I recently hired a freelancer but am not satisfied with the way the job was handled. How should I best handle this? I would like to pay less than the full amount, but I also do not want to because that would be unethical (and this was done to me before)


Should I simply pay and leave a bad review? Or work with the freelancer and try to resolve it? 

Community Guru
Christine A Member Since: May 4, 2016
2 of 4

It's always best to try to resolve things first. Did you give the freelancer honest and specific feedback so that they can fix whatever is wrong?

Community Guru
Preston H Member Since: Nov 24, 2014
3 of 4

You should focus on your project needs, and not on the freelancer's needs.

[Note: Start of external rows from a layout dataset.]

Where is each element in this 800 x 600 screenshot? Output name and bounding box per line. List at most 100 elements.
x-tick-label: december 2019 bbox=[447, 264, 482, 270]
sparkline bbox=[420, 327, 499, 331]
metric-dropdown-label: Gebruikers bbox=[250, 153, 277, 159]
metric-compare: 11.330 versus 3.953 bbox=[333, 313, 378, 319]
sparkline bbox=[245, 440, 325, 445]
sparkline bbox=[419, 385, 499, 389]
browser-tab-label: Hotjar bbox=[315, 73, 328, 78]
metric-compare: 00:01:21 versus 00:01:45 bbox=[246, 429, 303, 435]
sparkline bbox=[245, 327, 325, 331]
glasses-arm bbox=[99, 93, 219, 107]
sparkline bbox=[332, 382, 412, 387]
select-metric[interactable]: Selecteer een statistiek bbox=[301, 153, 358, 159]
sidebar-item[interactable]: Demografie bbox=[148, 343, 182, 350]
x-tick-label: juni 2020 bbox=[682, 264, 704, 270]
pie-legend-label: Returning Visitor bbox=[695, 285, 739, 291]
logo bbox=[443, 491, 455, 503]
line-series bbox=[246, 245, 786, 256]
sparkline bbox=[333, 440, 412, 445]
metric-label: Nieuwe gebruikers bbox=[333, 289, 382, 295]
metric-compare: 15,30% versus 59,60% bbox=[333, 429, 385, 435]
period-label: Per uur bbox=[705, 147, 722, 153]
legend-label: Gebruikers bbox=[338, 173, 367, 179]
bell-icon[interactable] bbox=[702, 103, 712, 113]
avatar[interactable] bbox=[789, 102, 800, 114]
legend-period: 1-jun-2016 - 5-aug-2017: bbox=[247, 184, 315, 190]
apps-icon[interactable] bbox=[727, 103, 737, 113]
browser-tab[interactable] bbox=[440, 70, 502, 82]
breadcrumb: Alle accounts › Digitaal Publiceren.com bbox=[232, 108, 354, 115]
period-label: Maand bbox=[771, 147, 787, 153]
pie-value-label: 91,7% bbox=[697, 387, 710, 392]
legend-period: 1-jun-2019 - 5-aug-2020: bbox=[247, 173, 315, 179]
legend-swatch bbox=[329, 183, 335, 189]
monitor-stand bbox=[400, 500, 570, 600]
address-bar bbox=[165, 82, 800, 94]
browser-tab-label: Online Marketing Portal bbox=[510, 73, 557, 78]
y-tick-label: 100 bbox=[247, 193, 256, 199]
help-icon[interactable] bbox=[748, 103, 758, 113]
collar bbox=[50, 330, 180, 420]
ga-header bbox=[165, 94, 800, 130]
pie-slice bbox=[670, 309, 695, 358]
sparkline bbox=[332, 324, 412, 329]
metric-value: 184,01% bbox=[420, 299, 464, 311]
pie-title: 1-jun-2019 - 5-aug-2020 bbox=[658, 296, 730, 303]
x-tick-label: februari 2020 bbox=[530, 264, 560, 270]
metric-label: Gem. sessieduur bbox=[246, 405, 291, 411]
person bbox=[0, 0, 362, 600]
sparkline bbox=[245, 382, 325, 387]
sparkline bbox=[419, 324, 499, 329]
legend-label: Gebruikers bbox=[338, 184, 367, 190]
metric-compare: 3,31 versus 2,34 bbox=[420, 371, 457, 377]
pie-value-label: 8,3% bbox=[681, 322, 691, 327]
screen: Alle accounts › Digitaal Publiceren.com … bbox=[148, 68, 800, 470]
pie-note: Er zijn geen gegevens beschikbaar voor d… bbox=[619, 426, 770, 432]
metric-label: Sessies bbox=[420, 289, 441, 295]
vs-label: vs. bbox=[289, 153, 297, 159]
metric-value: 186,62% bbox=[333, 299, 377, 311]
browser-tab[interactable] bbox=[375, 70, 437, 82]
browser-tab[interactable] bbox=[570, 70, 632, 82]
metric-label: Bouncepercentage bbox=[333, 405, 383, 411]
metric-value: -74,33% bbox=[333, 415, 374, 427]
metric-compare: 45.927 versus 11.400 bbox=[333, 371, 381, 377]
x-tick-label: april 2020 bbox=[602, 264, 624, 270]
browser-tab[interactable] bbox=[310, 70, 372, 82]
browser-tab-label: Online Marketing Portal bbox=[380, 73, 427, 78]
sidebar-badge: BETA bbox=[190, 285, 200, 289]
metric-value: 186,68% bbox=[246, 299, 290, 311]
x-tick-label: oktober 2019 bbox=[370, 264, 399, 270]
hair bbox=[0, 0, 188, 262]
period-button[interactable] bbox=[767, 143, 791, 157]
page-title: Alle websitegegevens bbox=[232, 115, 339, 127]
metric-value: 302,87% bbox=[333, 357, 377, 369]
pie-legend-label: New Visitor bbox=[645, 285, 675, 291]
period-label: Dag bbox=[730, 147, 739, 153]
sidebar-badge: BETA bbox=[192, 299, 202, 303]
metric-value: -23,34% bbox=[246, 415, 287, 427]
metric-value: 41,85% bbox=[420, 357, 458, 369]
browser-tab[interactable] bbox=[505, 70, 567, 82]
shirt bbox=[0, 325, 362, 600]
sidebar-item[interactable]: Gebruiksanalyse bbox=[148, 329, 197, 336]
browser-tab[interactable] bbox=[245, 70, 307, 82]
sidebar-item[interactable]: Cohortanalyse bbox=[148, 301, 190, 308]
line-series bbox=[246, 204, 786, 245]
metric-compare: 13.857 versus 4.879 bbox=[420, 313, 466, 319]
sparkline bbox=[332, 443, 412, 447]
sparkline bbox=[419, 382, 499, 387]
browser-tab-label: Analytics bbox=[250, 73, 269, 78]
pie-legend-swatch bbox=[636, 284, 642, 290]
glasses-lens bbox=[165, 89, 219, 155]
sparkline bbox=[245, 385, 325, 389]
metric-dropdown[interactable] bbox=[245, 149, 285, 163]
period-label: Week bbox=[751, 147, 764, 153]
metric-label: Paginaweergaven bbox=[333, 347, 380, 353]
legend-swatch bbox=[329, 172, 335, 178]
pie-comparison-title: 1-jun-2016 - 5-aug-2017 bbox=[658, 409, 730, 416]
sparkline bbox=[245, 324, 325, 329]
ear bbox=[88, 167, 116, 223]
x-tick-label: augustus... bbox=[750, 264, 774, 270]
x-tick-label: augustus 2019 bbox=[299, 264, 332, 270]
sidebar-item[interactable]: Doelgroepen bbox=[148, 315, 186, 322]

I do not advise you to become a tutor or teacher for the freelancer. 


If you think that the freelancer is capable of fixing the problems with the submitted work, then it may indeed be worth your time to tell her what is wrong and ask her to fix things.


If you have seen her work and now know that there is simply no way for her to do what you need, because she lacks the ability, then close the contract and leave accurate feedback.


Don't try to pay her less. It isn't worth your time to do so and you are not responsible for making sure she is paid "accurately" in order to teach her a lesson or anything. Put your self and your project first and stop spending time and energy on underperforming freelancers.

Community Guru
Jennifer D Member Since: Feb 15, 2016
4 of 4

I recently had a similar experience and handled it thus:

* First worked with the freelancer, giving them specific feedback about what we were unhappy about and the opportunity for them to resolve it

* When that didn't work, ended the contract, paid the full amount, and left an honest and fair review


Unfortunately the freelancer continued to contact me afterwards, asking for me to change their review, and I ended up having to block them.


Remember that Upwork mediation and also the escrow dispute system will make no ruling on quality. If the job was completed, the freelancer gets the money. You can, if you wish, try to negotiate that with your freelancer, but they're under no obligation to accept less if the work was complete.


(Side note: Preston, there's this thing called "singular they". You should really learn to use that when you don't know the gender of the freelancer.)